Bien qu’il y ait des rapports selon lesquels le projet de loi pourrait être retiré grâce aux efforts de communication et aux luttes du mouvement des femmes, dirigé par l’Articulation des femmes pour l’égalité (Women’s Platform for Equality – EŞIK), certains dirigeants du parti au pouvoir et du ministère de la Famille et des Services sociaux, cette information n’a pas encore été officiellement confirmée. Dans la nouvelle législature, qui commence en octobre après la fin des vacances d’été, il reste la possibilité que le gouvernement demande l’approbation de la loi en plénière de la Grande Assemblée nationale de Turquie.
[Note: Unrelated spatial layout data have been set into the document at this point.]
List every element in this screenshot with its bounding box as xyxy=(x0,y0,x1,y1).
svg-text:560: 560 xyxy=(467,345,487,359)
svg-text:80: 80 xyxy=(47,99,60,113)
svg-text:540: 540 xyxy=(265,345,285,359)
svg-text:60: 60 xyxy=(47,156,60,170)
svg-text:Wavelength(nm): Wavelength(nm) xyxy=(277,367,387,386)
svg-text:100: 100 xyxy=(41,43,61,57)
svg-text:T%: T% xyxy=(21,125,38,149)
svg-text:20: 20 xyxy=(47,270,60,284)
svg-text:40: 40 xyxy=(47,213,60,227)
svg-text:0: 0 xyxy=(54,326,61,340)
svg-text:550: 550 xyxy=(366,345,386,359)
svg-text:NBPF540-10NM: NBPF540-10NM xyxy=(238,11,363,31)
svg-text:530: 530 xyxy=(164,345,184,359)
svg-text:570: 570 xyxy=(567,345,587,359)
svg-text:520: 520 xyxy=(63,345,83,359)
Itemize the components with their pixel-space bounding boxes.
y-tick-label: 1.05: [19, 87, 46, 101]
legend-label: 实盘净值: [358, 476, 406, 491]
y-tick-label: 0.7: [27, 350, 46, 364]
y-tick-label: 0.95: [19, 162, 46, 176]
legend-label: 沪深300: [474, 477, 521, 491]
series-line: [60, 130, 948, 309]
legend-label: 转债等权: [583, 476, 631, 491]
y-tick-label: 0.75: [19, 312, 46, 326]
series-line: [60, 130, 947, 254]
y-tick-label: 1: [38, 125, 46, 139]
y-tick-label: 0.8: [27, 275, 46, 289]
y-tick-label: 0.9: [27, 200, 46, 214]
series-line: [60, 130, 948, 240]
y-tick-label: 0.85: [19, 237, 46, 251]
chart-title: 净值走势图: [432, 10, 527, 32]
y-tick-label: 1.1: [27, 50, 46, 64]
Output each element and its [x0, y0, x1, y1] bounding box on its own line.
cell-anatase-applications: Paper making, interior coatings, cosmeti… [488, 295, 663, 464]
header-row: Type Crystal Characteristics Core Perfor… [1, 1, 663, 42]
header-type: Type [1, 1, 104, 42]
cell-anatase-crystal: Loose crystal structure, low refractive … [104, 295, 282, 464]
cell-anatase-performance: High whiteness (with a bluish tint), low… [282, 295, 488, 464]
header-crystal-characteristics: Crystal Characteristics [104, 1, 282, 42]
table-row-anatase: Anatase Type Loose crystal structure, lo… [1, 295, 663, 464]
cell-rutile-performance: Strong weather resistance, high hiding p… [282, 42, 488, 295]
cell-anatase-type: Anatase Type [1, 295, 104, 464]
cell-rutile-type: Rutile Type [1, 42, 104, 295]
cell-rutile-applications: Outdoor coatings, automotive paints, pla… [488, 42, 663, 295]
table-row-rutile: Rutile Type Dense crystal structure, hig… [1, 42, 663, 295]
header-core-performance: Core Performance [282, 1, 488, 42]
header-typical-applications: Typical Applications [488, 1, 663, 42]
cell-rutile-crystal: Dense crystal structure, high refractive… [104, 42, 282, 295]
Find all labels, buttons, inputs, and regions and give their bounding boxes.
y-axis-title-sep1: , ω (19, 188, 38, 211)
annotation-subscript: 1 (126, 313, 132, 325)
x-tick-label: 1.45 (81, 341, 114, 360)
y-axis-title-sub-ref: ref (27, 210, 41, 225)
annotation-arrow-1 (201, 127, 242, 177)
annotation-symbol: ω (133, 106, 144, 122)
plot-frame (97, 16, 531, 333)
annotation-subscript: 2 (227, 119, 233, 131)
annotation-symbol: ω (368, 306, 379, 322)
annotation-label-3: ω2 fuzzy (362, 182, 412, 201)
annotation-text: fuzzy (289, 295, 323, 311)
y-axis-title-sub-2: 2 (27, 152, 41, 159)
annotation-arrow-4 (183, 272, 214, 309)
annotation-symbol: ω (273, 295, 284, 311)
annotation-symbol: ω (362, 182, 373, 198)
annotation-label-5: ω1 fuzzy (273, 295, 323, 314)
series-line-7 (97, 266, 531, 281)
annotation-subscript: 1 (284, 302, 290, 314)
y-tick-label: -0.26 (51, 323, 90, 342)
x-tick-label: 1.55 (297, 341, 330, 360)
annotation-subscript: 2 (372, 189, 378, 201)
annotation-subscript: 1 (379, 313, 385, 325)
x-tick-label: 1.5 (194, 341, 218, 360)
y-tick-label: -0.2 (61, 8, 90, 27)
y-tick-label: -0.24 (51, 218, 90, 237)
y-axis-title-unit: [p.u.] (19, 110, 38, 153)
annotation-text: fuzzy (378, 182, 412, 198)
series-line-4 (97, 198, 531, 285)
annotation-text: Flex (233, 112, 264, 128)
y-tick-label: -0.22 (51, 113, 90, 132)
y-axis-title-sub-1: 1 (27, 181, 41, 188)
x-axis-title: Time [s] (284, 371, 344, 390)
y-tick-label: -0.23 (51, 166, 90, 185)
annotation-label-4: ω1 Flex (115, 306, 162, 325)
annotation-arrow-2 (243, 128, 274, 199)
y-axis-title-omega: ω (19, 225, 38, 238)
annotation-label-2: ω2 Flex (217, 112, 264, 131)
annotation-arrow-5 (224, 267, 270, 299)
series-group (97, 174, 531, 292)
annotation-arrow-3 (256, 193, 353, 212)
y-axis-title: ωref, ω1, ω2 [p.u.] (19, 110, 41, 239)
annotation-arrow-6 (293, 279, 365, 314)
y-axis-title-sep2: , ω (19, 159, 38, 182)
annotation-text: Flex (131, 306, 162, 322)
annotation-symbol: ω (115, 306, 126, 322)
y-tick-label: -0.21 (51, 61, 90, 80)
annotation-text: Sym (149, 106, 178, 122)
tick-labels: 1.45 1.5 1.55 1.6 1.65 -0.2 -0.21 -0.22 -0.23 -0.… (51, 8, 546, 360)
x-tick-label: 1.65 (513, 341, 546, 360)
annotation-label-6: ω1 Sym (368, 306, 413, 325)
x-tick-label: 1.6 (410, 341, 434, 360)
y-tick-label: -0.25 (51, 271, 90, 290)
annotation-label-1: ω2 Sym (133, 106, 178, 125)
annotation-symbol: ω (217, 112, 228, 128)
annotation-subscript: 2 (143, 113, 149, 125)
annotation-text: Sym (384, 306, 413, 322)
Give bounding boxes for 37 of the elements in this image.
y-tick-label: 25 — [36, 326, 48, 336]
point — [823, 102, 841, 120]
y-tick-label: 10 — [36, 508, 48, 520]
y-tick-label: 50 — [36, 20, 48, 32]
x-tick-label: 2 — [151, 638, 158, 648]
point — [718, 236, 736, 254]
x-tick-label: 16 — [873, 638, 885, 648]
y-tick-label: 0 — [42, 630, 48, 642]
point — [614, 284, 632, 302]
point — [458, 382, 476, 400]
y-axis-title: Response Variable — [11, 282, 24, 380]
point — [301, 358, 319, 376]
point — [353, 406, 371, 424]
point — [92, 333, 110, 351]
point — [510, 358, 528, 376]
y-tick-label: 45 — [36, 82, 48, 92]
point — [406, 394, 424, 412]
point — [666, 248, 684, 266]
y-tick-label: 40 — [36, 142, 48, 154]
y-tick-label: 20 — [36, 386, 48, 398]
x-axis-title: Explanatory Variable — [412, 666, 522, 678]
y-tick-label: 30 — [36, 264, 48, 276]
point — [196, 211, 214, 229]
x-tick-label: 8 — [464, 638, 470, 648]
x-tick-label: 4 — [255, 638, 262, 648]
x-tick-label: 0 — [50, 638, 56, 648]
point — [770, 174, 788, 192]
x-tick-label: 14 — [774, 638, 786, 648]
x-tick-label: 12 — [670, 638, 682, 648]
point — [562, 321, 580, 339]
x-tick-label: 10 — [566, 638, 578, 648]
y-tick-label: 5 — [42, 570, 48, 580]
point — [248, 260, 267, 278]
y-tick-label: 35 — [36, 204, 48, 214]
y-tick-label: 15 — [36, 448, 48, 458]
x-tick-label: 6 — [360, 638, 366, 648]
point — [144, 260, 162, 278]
Il est clair qu’il y aura une bataille difficile, prolongée et persistante au Parlement. Les organisations de défense des droits de la femme et les associations d’avocats en Turquie suivent la situation de près. Ce combat est un effort unifié : protéger l’État de droit appliquant les décisions judiciaires, résister à un législatif contrôlé par les puissances dominantes qui veut saper les victoires dans le domaine juridique et affronter le patriarcat en défendant l’existence et l’identité des femmes.
Nezahat Doğan Demiray est titulaire d’un doctorat en droit constitutionnel et travaille sur les droits humains des femmes, la pauvreté et l’inégalité entre les sexes. Elle est membre de la Marche Mondiale des Femmes en Turquie.